Flache Wege, steile Wege
Ich kann noch Wege geh’n, die eng und steil sind,
nicht nur die breiten, flachen und bequemen.
Und dafür dank' ich Gott, für den gesunden Körper,
den er mir gnädig unverdient gegeben hat.
Dass der noch stark genug für solche Wege ist,
dazu hab’ ich nur wenig beigetragen:
dass ich ihn nur in Maßen selbst geschwächt,
ihn nicht durch Gifte, Laster, Raubbau selbst geschädigt habe.
Ich will noch Wege geh’n, die eng und steil sind,
nicht nur die breiten, flachen und bequemen.
Dafür dank' ich mir selbst, für diese Haltung,
die ich aus eigenem Willen frei für mich gewählt,
für mich geschaffen und erhalten hab’,
die auch kein Gott mir jemals gnädig schenken könnte,
weil ich mich immer wieder neu für sie entscheiden muss.
Ich will nicht nur behäbig und gemütlich schlendern
über gepflegte Promenaden und durch Schlossalleen,
auf Prachtboulvards, vorbei an Stadtpalästen,
nicht nur spazieren über schnurgerade Straßen,
geglätteten Asphalt bei jedem leichten Schritt,
den meine Füße auch alleine sicher fänden,
mit offenen Augen träumend - oder sogar blind.
Ich will auch wandern auf gewundenen Hirtenpfaden,
die ich mit Kraft ersteigen muss von Stein zu Stein,
auf denen ich die wachen Augen dazu nutzen muss,
vor jedem nächsten Schritt achtsam zu prüfen,
ob ich ihn sicher auch auf festen Boden setze
statt auf Geröll, das rutscht oder Gestein, das bröckelt.
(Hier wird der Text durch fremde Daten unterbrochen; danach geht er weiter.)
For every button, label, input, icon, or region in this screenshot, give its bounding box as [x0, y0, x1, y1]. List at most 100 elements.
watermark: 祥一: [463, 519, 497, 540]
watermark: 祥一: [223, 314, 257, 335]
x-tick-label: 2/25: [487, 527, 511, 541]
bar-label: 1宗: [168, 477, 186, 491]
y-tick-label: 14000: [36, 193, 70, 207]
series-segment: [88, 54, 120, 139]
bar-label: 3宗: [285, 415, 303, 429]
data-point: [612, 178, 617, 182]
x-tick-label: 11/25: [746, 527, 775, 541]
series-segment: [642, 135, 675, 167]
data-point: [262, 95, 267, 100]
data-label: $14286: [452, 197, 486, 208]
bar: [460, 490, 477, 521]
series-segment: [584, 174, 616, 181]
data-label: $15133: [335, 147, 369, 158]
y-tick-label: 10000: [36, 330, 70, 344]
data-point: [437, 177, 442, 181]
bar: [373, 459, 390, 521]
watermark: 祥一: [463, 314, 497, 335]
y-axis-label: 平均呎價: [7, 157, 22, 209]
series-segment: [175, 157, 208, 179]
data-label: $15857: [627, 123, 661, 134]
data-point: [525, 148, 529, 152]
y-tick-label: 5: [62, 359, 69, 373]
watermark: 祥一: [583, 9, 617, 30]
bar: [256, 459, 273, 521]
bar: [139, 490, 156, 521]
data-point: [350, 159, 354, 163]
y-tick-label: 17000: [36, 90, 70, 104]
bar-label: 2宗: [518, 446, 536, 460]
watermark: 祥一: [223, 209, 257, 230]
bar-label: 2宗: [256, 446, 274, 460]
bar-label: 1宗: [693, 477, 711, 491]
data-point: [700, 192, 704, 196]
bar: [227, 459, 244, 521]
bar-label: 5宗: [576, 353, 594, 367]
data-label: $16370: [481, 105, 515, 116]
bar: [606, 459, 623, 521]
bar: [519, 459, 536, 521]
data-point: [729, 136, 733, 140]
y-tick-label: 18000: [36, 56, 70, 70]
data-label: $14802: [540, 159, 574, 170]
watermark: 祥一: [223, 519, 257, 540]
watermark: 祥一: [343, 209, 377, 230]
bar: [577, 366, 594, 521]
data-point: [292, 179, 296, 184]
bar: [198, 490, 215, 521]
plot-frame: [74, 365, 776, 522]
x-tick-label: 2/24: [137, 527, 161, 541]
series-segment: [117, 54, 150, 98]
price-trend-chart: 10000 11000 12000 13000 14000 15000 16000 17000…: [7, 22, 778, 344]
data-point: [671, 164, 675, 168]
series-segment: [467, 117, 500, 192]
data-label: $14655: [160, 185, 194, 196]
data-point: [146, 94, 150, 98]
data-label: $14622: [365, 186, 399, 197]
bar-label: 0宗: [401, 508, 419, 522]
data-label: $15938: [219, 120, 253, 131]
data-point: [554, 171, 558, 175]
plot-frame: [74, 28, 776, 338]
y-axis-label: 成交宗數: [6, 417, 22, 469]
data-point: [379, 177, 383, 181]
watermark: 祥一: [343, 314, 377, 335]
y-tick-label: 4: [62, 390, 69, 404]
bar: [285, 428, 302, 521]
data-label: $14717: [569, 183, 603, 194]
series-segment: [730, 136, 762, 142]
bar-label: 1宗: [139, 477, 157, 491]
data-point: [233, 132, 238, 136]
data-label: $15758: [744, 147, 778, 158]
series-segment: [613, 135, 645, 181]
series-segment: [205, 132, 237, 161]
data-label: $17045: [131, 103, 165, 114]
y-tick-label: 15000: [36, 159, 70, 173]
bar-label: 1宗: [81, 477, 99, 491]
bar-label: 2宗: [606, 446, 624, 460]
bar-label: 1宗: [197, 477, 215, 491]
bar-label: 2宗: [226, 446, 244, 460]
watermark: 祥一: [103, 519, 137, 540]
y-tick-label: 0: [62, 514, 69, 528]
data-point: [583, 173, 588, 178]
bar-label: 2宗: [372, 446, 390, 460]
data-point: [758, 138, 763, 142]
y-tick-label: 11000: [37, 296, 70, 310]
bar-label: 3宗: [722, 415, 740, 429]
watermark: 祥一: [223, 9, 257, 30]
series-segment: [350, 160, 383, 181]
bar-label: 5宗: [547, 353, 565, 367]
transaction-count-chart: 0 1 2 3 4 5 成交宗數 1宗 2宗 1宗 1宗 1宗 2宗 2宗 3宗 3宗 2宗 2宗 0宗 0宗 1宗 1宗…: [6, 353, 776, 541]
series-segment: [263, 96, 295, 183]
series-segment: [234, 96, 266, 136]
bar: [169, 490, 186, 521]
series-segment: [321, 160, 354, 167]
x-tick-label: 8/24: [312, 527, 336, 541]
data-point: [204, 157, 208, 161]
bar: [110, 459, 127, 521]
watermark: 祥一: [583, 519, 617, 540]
Doch will ich nicht dort übermütig klettern,
wo Mauern oder Balken nicht mehr sperrend schützen,
Seile dem Griff der Hände keinen Halt gewähren,
Leiter die Füße nicht mehr sichernd stützen,
wo über der Schlucht hoch in der Felswand,
tödlicher Absturz droht bei jedem Schritt,
bei jedem Tritt – auch wenn ich wachsam bin,
nicht Schrammen, Wunden oder schlimmstens Brüche,
wenn ich auf steilen Wegen stolper, rutsche oder falle.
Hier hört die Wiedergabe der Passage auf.